# Security Question



## craftychick (Nov 11, 2013)

My husband has his bills and our daily banking update sent to his work e-mail account. I do have a copy of the bank info sent to my personal, home e-mail.
I think this is a bad idea for these 2 reasons. 

1. If his work ever laid him off or took away his e-mail, he would have no access to his receipts since he keeps the payment history on his work account also.

2. I'm not comfortable having his work place have access to his/our financial business. A corporation knowing how much money we have in our accounts and information about our loans & loan payments just makes me uncomfortable.
I know it's coming in through e-mail that he has to sign into but doesn't the company have some type of access to every e-mail if they wanted to check them?
*
So my question is, how secure & private is information sent to an account that goes through your work place computers?*

He works for a big name international company who could use corporate espionage as a reason to check mail.

He does have internet available at home but for some reason, he doesn't seem to think this is a big deal so he's hesitant to change notifications over to his personal, ISP account since he can access his accounts during the day instead of after work.


----------



## TMTex (Apr 5, 2013)

A company can't legally look at or alter unopened private emails that come from a private source that are sent to an employee on a private email, but they can look at any emails that were written by the employee or those that have been opened by the employee if it passes through their servers.

If it's a company email, it's likely that they have full legal access to everything written, opened or unopened.

I agree with you that it's unsafe to do personal business using a company email address.

Here's a short blitty on some if it...

http://jobs.aol.com/articles/2013/07/30/can-boss-read-email-privacy-rights/


----------



## mnn2501 (Apr 2, 2008)

A companies email is owned by the company, not by the employee, they can do anything they want to.


----------



## Harry Chickpea (Dec 19, 2008)

You husband is being _extremely_ foolish, for the reasons you mention... AND ... in most companies doing personal business on company time and computers is grounds for termination. He needs to quit this nonsense immediately.


----------



## simi-steading (Sep 27, 2012)

Anyone with administrator access to the mail servers can read his e-mail. A company can legally look at an employee's mail. They own all rights to the server, the mail box, and the mail in it.. 

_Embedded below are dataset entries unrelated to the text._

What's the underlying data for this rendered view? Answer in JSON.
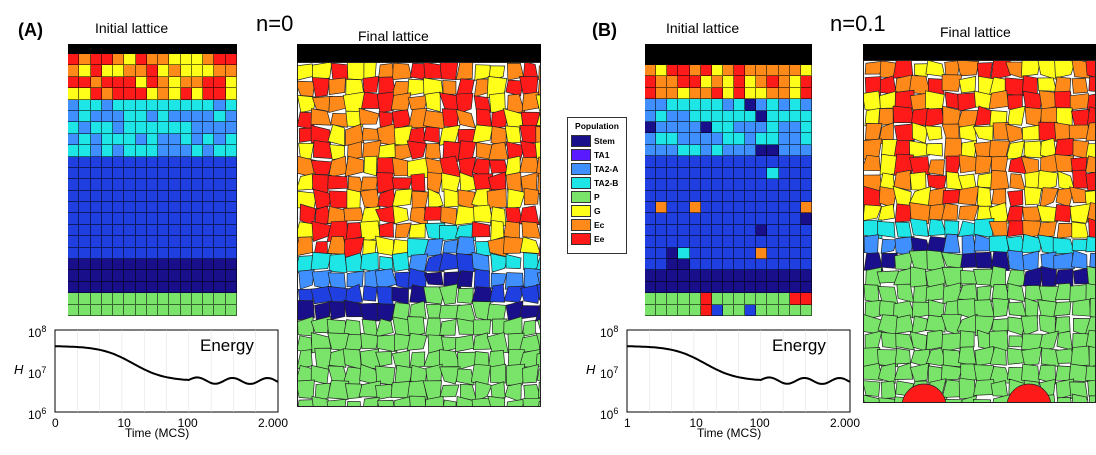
{
  "panel_a": {
    "label": "(A)",
    "n_label": "n=0",
    "initial_title": "Initial lattice",
    "final_title": "Final lattice",
    "energy": {
      "title": "Energy",
      "ylabel": "H",
      "xlabel": "Time (MCS)",
      "yticks": [
        "10",
        "10",
        "10"
      ],
      "yexps": [
        "8",
        "7",
        "6"
      ],
      "xticks": [
        "0",
        "10",
        "100",
        "2.000"
      ]
    }
  },
  "panel_b": {
    "label": "(B)",
    "n_label": "n=0.1",
    "initial_title": "Initial lattice",
    "final_title": "Final lattice",
    "energy": {
      "title": "Energy",
      "ylabel": "H",
      "xlabel": "Time (MCS)",
      "yticks": [
        "10",
        "10",
        "10"
      ],
      "yexps": [
        "8",
        "7",
        "6"
      ],
      "xticks": [
        "1",
        "10",
        "100",
        "2.000"
      ]
    }
  },
  "legend": {
    "title": "Population",
    "items": [
      {
        "label": "Stem",
        "color": "#1a0f8a"
      },
      {
        "label": "TA1",
        "color": "#5a1aff"
      },
      {
        "label": "TA2-A",
        "color": "#3f8fff"
      },
      {
        "label": "TA2-B",
        "color": "#1fe6e6"
      },
      {
        "label": "P",
        "color": "#7ae36a"
      },
      {
        "label": "G",
        "color": "#ffff1a"
      },
      {
        "label": "Ec",
        "color": "#ff8a1a"
      },
      {
        "label": "Ee",
        "color": "#ff1a1a"
      }
    ]
  }
}
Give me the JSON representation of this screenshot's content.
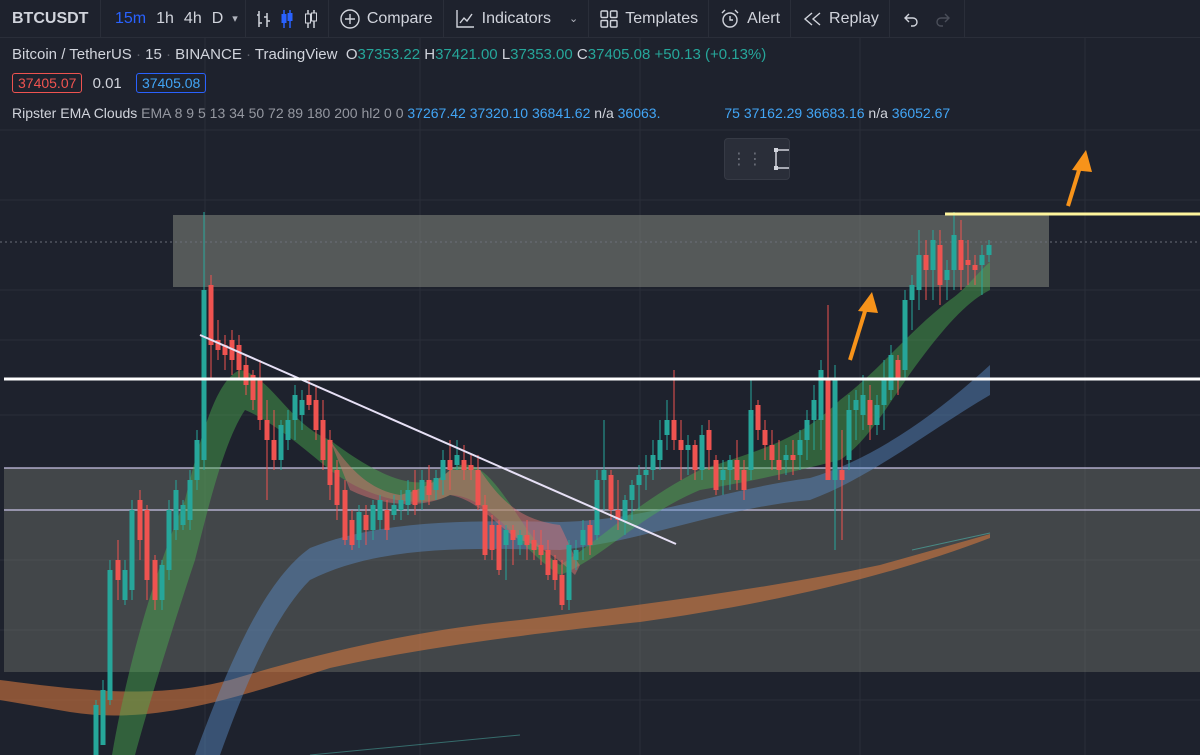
{
  "toolbar": {
    "symbol": "BTCUSDT",
    "timeframes": [
      "15m",
      "1h",
      "4h",
      "D"
    ],
    "active_timeframe": "15m",
    "compare_label": "Compare",
    "indicators_label": "Indicators",
    "templates_label": "Templates",
    "alert_label": "Alert",
    "replay_label": "Replay"
  },
  "legend": {
    "pair": "Bitcoin / TetherUS",
    "interval": "15",
    "exchange": "BINANCE",
    "source": "TradingView",
    "o_label": "O",
    "o_value": "37353.22",
    "h_label": "H",
    "h_value": "37421.00",
    "l_label": "L",
    "l_value": "37353.00",
    "c_label": "C",
    "c_value": "37405.08",
    "change": "+50.13 (+0.13%)",
    "bid": "37405.07",
    "spread": "0.01",
    "ask": "37405.08",
    "indicator_name": "Ripster EMA Clouds",
    "indicator_params": "EMA 8 9 5 13 34 50 72 89 180 200 hl2 0 0",
    "indicator_values": [
      "37267.42",
      "37320.10",
      "36841.62",
      "n/a",
      "36063.",
      "75",
      "37162.29",
      "36683.16",
      "n/a",
      "36052.67"
    ]
  },
  "colors": {
    "background": "#1e222d",
    "up": "#26a69a",
    "down": "#ef5350",
    "accent": "#2962ff",
    "value_blue": "#42a5f5",
    "zone": "#8a8d80",
    "arrow": "#f7931a",
    "resistance_line": "#fff59d"
  },
  "icons": [
    "chart-type-bars-icon",
    "candles-icon",
    "hollow-candles-icon",
    "plus-circle-icon",
    "indicators-icon",
    "templates-icon",
    "alarm-clock-icon",
    "replay-icon",
    "undo-icon",
    "redo-icon",
    "drag-handle-icon",
    "rectangle-tool-icon"
  ]
}
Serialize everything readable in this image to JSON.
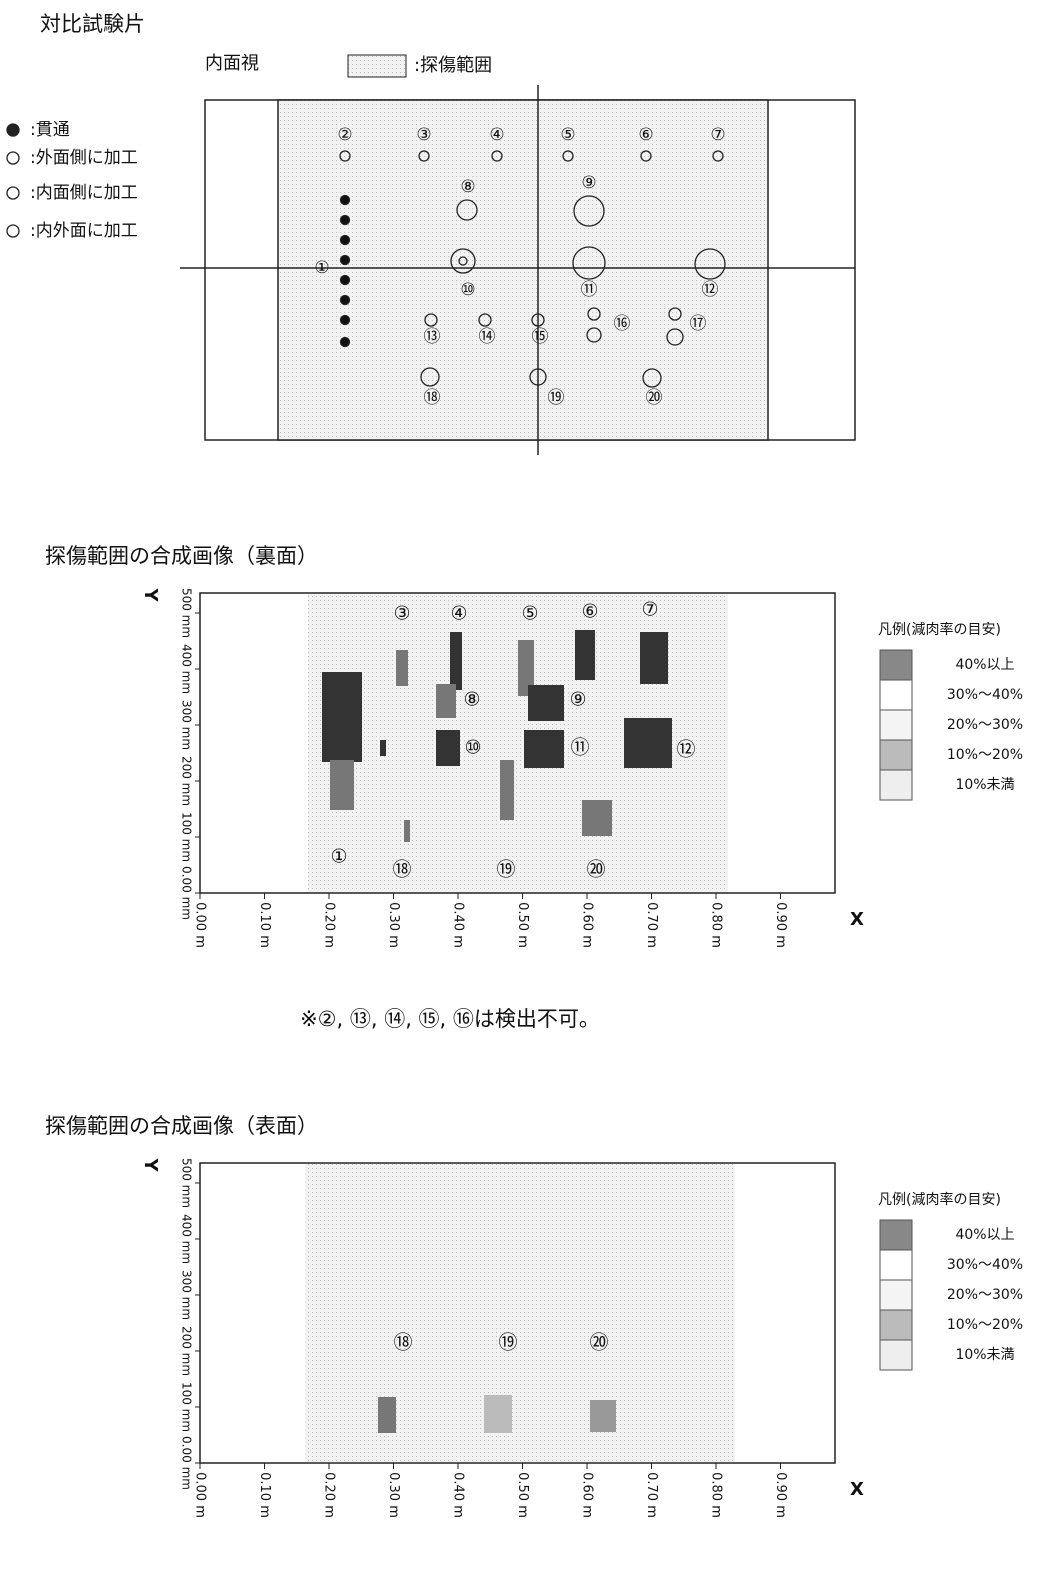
{
  "specimen": {
    "title": "対比試験片",
    "view_label": "内面視",
    "range_label": ":探傷範囲",
    "legend": [
      ":貫通",
      ":外面側に加工",
      ":内面側に加工",
      ":内外面に加工"
    ],
    "holes": [
      "①",
      "②",
      "③",
      "④",
      "⑤",
      "⑥",
      "⑦",
      "⑧",
      "⑨",
      "⑩",
      "⑪",
      "⑫",
      "⑬",
      "⑭",
      "⑮",
      "⑯",
      "⑰",
      "⑱",
      "⑲",
      "⑳"
    ]
  },
  "back_image": {
    "title": "探傷範囲の合成画像（裏面）",
    "y_axis_label": "Y",
    "x_axis_label": "X",
    "y_ticks": [
      "0.00 mm",
      "100 mm",
      "200 mm",
      "300 mm",
      "400 mm",
      "500 mm"
    ],
    "x_ticks": [
      "0.00 m",
      "0.10 m",
      "0.20 m",
      "0.30 m",
      "0.40 m",
      "0.50 m",
      "0.60 m",
      "0.70 m",
      "0.80 m",
      "0.90 m"
    ],
    "markers": [
      "③",
      "④",
      "⑤",
      "⑥",
      "⑦",
      "⑧",
      "⑨",
      "⑩",
      "⑪",
      "⑫",
      "①",
      "⑱",
      "⑲",
      "⑳"
    ],
    "legend_title": "凡例(減肉率の目安)",
    "legend": [
      "40%以上",
      "30%～40%",
      "20%～30%",
      "10%～20%",
      "10%未満"
    ],
    "note": "※②, ⑬, ⑭, ⑮, ⑯は検出不可。"
  },
  "front_image": {
    "title": "探傷範囲の合成画像（表面）",
    "y_axis_label": "Y",
    "x_axis_label": "X",
    "y_ticks": [
      "0.00 mm",
      "100 mm",
      "200 mm",
      "300 mm",
      "400 mm",
      "500 mm"
    ],
    "x_ticks": [
      "0.00 m",
      "0.10 m",
      "0.20 m",
      "0.30 m",
      "0.40 m",
      "0.50 m",
      "0.60 m",
      "0.70 m",
      "0.80 m",
      "0.90 m"
    ],
    "markers": [
      "⑱",
      "⑲",
      "⑳"
    ],
    "legend_title": "凡例(減肉率の目安)",
    "legend": [
      "40%以上",
      "30%～40%",
      "20%～30%",
      "10%～20%",
      "10%未満"
    ]
  }
}
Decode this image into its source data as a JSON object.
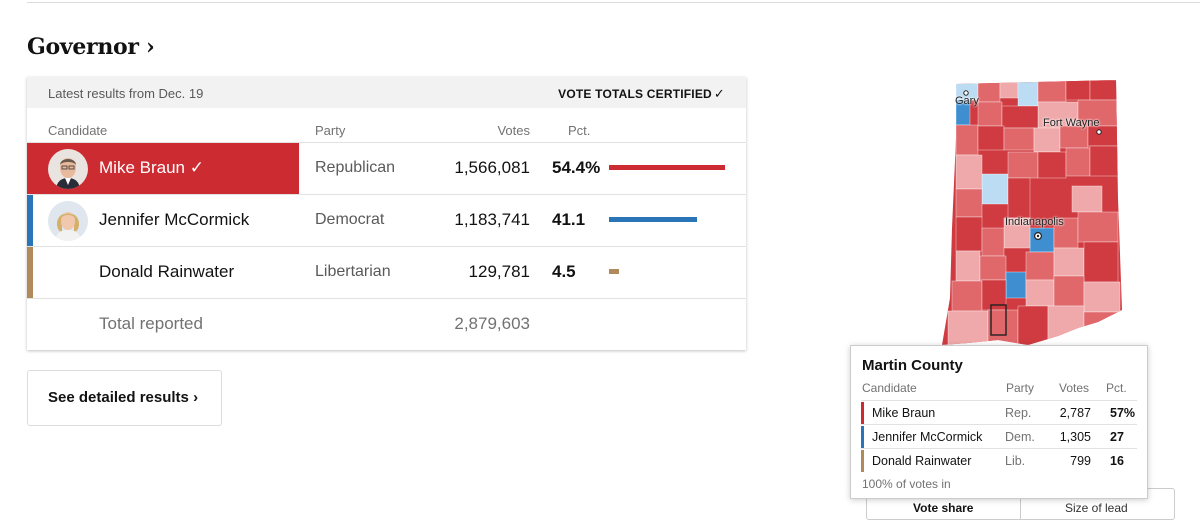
{
  "race": {
    "title": "Governor ›"
  },
  "results": {
    "latest": "Latest results from Dec. 19",
    "certified_label": "VOTE TOTALS CERTIFIED",
    "certified_icon": "check-icon",
    "columns": {
      "candidate": "Candidate",
      "party": "Party",
      "votes": "Votes",
      "pct": "Pct."
    },
    "candidates": [
      {
        "name": "Mike Braun",
        "winner_icon": "✓",
        "party": "Republican",
        "votes": "1,566,081",
        "pct": "54.4%",
        "share": 0.544,
        "color": "#cc2b31"
      },
      {
        "name": "Jennifer McCormick",
        "party": "Democrat",
        "votes": "1,183,741",
        "pct": "41.1",
        "share": 0.411,
        "color": "#2a74b8"
      },
      {
        "name": "Donald Rainwater",
        "party": "Libertarian",
        "votes": "129,781",
        "pct": "4.5",
        "share": 0.045,
        "color": "#b08a5a"
      }
    ],
    "total": {
      "label": "Total reported",
      "votes": "2,879,603"
    }
  },
  "detail_button": {
    "label": "See detailed results ›"
  },
  "map": {
    "labels": {
      "gary": "Gary",
      "fort_wayne": "Fort Wayne",
      "indianapolis": "Indianapolis"
    },
    "colors": {
      "rep_strong": "#cf3b40",
      "rep_mid": "#e0686b",
      "rep_light": "#f0a9aa",
      "dem_mid": "#3f8fd0",
      "dem_light": "#bcdcf3"
    }
  },
  "tooltip": {
    "county": "Martin County",
    "columns": {
      "candidate": "Candidate",
      "party": "Party",
      "votes": "Votes",
      "pct": "Pct."
    },
    "rows": [
      {
        "name": "Mike Braun",
        "party": "Rep.",
        "votes": "2,787",
        "pct": "57%",
        "color": "#cc2b31"
      },
      {
        "name": "Jennifer McCormick",
        "party": "Dem.",
        "votes": "1,305",
        "pct": "27",
        "color": "#2a74b8"
      },
      {
        "name": "Donald Rainwater",
        "party": "Lib.",
        "votes": "799",
        "pct": "16",
        "color": "#b08a5a"
      }
    ],
    "footer": "100% of votes in"
  },
  "map_toggle": {
    "vote_share": "Vote share",
    "size_of_lead": "Size of lead"
  }
}
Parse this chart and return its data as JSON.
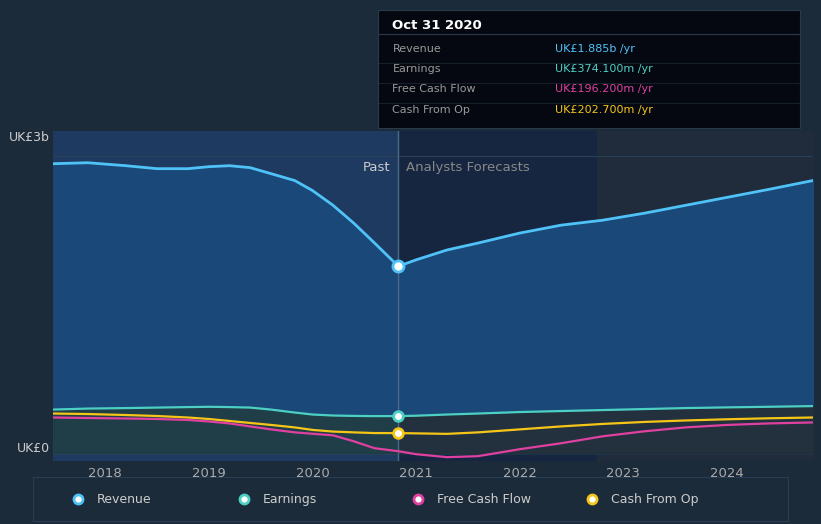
{
  "bg_color": "#1c2b3a",
  "chart_bg_color": "#1c2b3a",
  "divider_x": 2020.83,
  "x_min": 2017.5,
  "x_max": 2024.83,
  "y_min": -0.08,
  "y_max": 3.25,
  "grid_color": "#2a3f55",
  "revenue_color": "#4fc3f7",
  "earnings_color": "#4dd0c4",
  "fcf_color": "#e040a0",
  "cfop_color": "#f5c518",
  "revenue_fill_color": "#1e4070",
  "past_fill_color": "#1e3560",
  "forecast_fill_below_revenue": "#172a48",
  "earnings_fill_color": "#1e4060",
  "grey_fill_color": "#3a4a55",
  "revenue_x": [
    2017.5,
    2017.83,
    2018.2,
    2018.5,
    2018.8,
    2019.0,
    2019.2,
    2019.4,
    2019.6,
    2019.83,
    2020.0,
    2020.2,
    2020.4,
    2020.6,
    2020.83,
    2021.0,
    2021.3,
    2021.6,
    2022.0,
    2022.4,
    2022.8,
    2023.2,
    2023.6,
    2024.0,
    2024.4,
    2024.83
  ],
  "revenue_y": [
    2.92,
    2.93,
    2.9,
    2.87,
    2.87,
    2.89,
    2.9,
    2.88,
    2.82,
    2.75,
    2.65,
    2.5,
    2.32,
    2.12,
    1.885,
    1.95,
    2.05,
    2.12,
    2.22,
    2.3,
    2.35,
    2.42,
    2.5,
    2.58,
    2.66,
    2.75
  ],
  "earnings_x": [
    2017.5,
    2017.83,
    2018.2,
    2018.5,
    2018.8,
    2019.0,
    2019.2,
    2019.4,
    2019.6,
    2019.83,
    2020.0,
    2020.2,
    2020.4,
    2020.6,
    2020.83,
    2021.0,
    2021.3,
    2021.6,
    2022.0,
    2022.4,
    2022.8,
    2023.2,
    2023.6,
    2024.0,
    2024.4,
    2024.83
  ],
  "earnings_y": [
    0.44,
    0.45,
    0.455,
    0.46,
    0.465,
    0.468,
    0.465,
    0.46,
    0.44,
    0.41,
    0.39,
    0.38,
    0.376,
    0.374,
    0.374,
    0.378,
    0.39,
    0.4,
    0.415,
    0.425,
    0.435,
    0.445,
    0.455,
    0.462,
    0.468,
    0.475
  ],
  "fcf_x": [
    2017.5,
    2017.83,
    2018.2,
    2018.5,
    2018.8,
    2019.0,
    2019.2,
    2019.4,
    2019.6,
    2019.83,
    2020.0,
    2020.2,
    2020.4,
    2020.6,
    2020.83,
    2021.0,
    2021.3,
    2021.6,
    2022.0,
    2022.4,
    2022.8,
    2023.2,
    2023.6,
    2024.0,
    2024.4,
    2024.83
  ],
  "fcf_y": [
    0.36,
    0.355,
    0.35,
    0.345,
    0.335,
    0.32,
    0.3,
    0.27,
    0.24,
    0.21,
    0.196,
    0.18,
    0.12,
    0.05,
    0.02,
    -0.01,
    -0.04,
    -0.03,
    0.04,
    0.1,
    0.17,
    0.22,
    0.26,
    0.285,
    0.3,
    0.31
  ],
  "cfop_x": [
    2017.5,
    2017.83,
    2018.2,
    2018.5,
    2018.8,
    2019.0,
    2019.2,
    2019.4,
    2019.6,
    2019.83,
    2020.0,
    2020.2,
    2020.4,
    2020.6,
    2020.83,
    2021.0,
    2021.3,
    2021.6,
    2022.0,
    2022.4,
    2022.8,
    2023.2,
    2023.6,
    2024.0,
    2024.4,
    2024.83
  ],
  "cfop_y": [
    0.4,
    0.395,
    0.385,
    0.375,
    0.36,
    0.345,
    0.325,
    0.305,
    0.285,
    0.26,
    0.235,
    0.218,
    0.21,
    0.203,
    0.2027,
    0.2,
    0.195,
    0.21,
    0.24,
    0.27,
    0.295,
    0.315,
    0.33,
    0.342,
    0.352,
    0.36
  ],
  "tooltip_title": "Oct 31 2020",
  "tooltip_bg": "#050810",
  "tooltip_border": "#2a3a4a",
  "past_label": "Past",
  "forecast_label": "Analysts Forecasts",
  "past_label_color": "#cccccc",
  "forecast_label_color": "#888888",
  "ylabel_text": "UK£3b",
  "y0_text": "UK£0",
  "legend_items": [
    "Revenue",
    "Earnings",
    "Free Cash Flow",
    "Cash From Op"
  ],
  "legend_colors": [
    "#4fc3f7",
    "#4dd0c4",
    "#e040a0",
    "#f5c518"
  ],
  "xtick_values": [
    2018,
    2019,
    2020,
    2021,
    2022,
    2023,
    2024
  ]
}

I disagree with the most companies Harry... Most law firms only get upset if you are doing something illegal in your e-mail... you can get personal mail.. Strangely, they give their employees quite a bit of privacy...


----------



## Nevada (Sep 9, 2004)

While I don't have any specific information about how your bank sends e-statements, sending statements as email attachments would not be a common practice. More often, online banking customers are emailed a notice that their new monthly statement is available online. The customer then logs in to his banking account with a secure (https) connection using strong encryption to view his statement. All communications are encrypted during an https session, including when he views his bank statement. The same is true for online access of credit card accounts.

It's also possible to access email with a secure connection, but as I already pointed out banks don't normally send bank statements as email attachments. If they are sending bank statements as attachments then I suggest that he use a secure (ssl) email connection. Most email providers support that.

One thing's for sure, his employer can't view encrypted information.


----------